Check out the shift between 9 and 15. At 9 you have dark brown, which is overwhelmingly considered negative (.5% rated it as positive but 54% as negative), but as it lightens from gold to yellow the numbers really flip around until 15 is universally considered positive. Now check out the shift between 17 and 19. There’s a pretty big difference, too. Deep purple had negative associations but just one to two shades lighter made a big difference!
- As such, it’s probably not enough to say that a certain color has a meaning. It’s vitally important to know what shade or hue you’re talking about. Dark purple is seen as negative but true purple and lavender seem much more liked.
You can build a personal “brand” through associations by choosing signature colors in your wardrobe. Colors can establish a memorable personal “brand.”
Because our preferences for colors are built on associations, we can actually use this to our advantage.
Some colors are so associated with a brand that simply presenting them can make people hungry or remember the brand.
Likewise, colors can amplify people’s evaluations of brand logos.
- In one study, participants were given novel brand logos printed in colors that were previously associated with positive or negative evaluations. The previously associated emotions affected their evaluations of the new logos. The reference can be found HERE: https://psycnet.apa.org/journals/xap/7/2/104/
- Remember how associations work in psychology. If a certain kind of food gave you food poisoning it will be very hard to eat that food ever again. You built an aversion to the food through association.
- Likewise, we like colors that remind us of familiar things or things that we like.
- People like certain brands that are strongly associated with colors.
Think of the classic McDonald’s red and yellow. Just presenting the colors to a person can remind them of McDonald’s.
Some other examples of strong branding: the Wal-Mart blue, UPS brown, etc.
There’s no intrinsic reason why package delivery HAS to be about the color brown (other companies use different colors). Instead, UPS has intentionally built an association over many years with that color.
Maybe UPS chose brown because it has subtle associations with down to Earth reliability. Then, every time you’ve seen a UPS truck driver, truck, or logo, those colors build a stronger association. Eventually the color becomes inseparable from the message.
What does this have to do with fashion?
In theory, you could build up a personal brand using color (or patterns).
- First, here’s a strong example: (The Artist Formerly Known As) Prince. Do I even need to mention the color he’s most associated with?
Say you’re trying to get a job and you know you’re up against a number of competitors. How do you stand out?
- Sometimes the only thing separating you from the “Other 99%” is just getting a potential employer to remember you.

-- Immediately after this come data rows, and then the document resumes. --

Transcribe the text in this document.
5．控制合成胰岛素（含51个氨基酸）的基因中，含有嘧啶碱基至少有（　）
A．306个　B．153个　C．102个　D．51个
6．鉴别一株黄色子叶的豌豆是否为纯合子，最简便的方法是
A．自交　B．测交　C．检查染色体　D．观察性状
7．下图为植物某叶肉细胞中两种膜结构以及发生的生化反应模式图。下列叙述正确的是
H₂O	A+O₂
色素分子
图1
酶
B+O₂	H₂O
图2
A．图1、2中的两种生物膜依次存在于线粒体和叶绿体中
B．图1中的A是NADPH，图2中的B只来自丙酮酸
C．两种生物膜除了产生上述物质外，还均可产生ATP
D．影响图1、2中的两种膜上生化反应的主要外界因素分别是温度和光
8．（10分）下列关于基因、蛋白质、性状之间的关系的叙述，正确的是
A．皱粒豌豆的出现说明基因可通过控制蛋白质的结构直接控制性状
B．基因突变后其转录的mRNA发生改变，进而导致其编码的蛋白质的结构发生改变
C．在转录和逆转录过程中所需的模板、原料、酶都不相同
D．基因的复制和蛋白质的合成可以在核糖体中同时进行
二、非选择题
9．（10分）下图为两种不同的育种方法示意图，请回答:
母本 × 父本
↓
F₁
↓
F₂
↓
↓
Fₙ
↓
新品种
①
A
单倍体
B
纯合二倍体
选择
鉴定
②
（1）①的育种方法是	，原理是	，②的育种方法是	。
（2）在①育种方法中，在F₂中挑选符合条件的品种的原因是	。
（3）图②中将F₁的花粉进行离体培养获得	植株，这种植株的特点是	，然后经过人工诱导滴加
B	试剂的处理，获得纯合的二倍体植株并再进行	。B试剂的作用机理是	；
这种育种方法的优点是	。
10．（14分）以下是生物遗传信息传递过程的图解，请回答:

Consider using color cues to build an association.
Find a color that really says something about you – it really communicates a message you want associated with yourself. Maybe a bright red if you’re trying to communicate strength or power, or a forest green if you want a calming presence. You could even pick a pattern like plaid or polka dots.
- You can pick a unique color if you really want to stand out, but remember not to pick something obnoxious that might make you seem like a “radical” of some type (most businesses like those who play by the rules).
- If you really want to be tricky, you could even choose the color of your potential boss’s alma mater! People have a preference for the colors that represent their hometown, alma mater, or culture, sometimes unconsciously.
Then every time you meet your potential employer (dropping off a resume, talking with a manager, during the interview, during follow-up interviews, etc.), remember to use that color in your wardrobe. It will help your potential employer remember you.
- By this same principle it would also make sense to keep your appearance pretty consistent at each meeting. Don’t get a drastic new hair style or grow a handlebar moustache between your first and second meetings.
- This way you can gradually build up an association with that color, and this will help you stick in a person’s mind without them even consciously knowing it.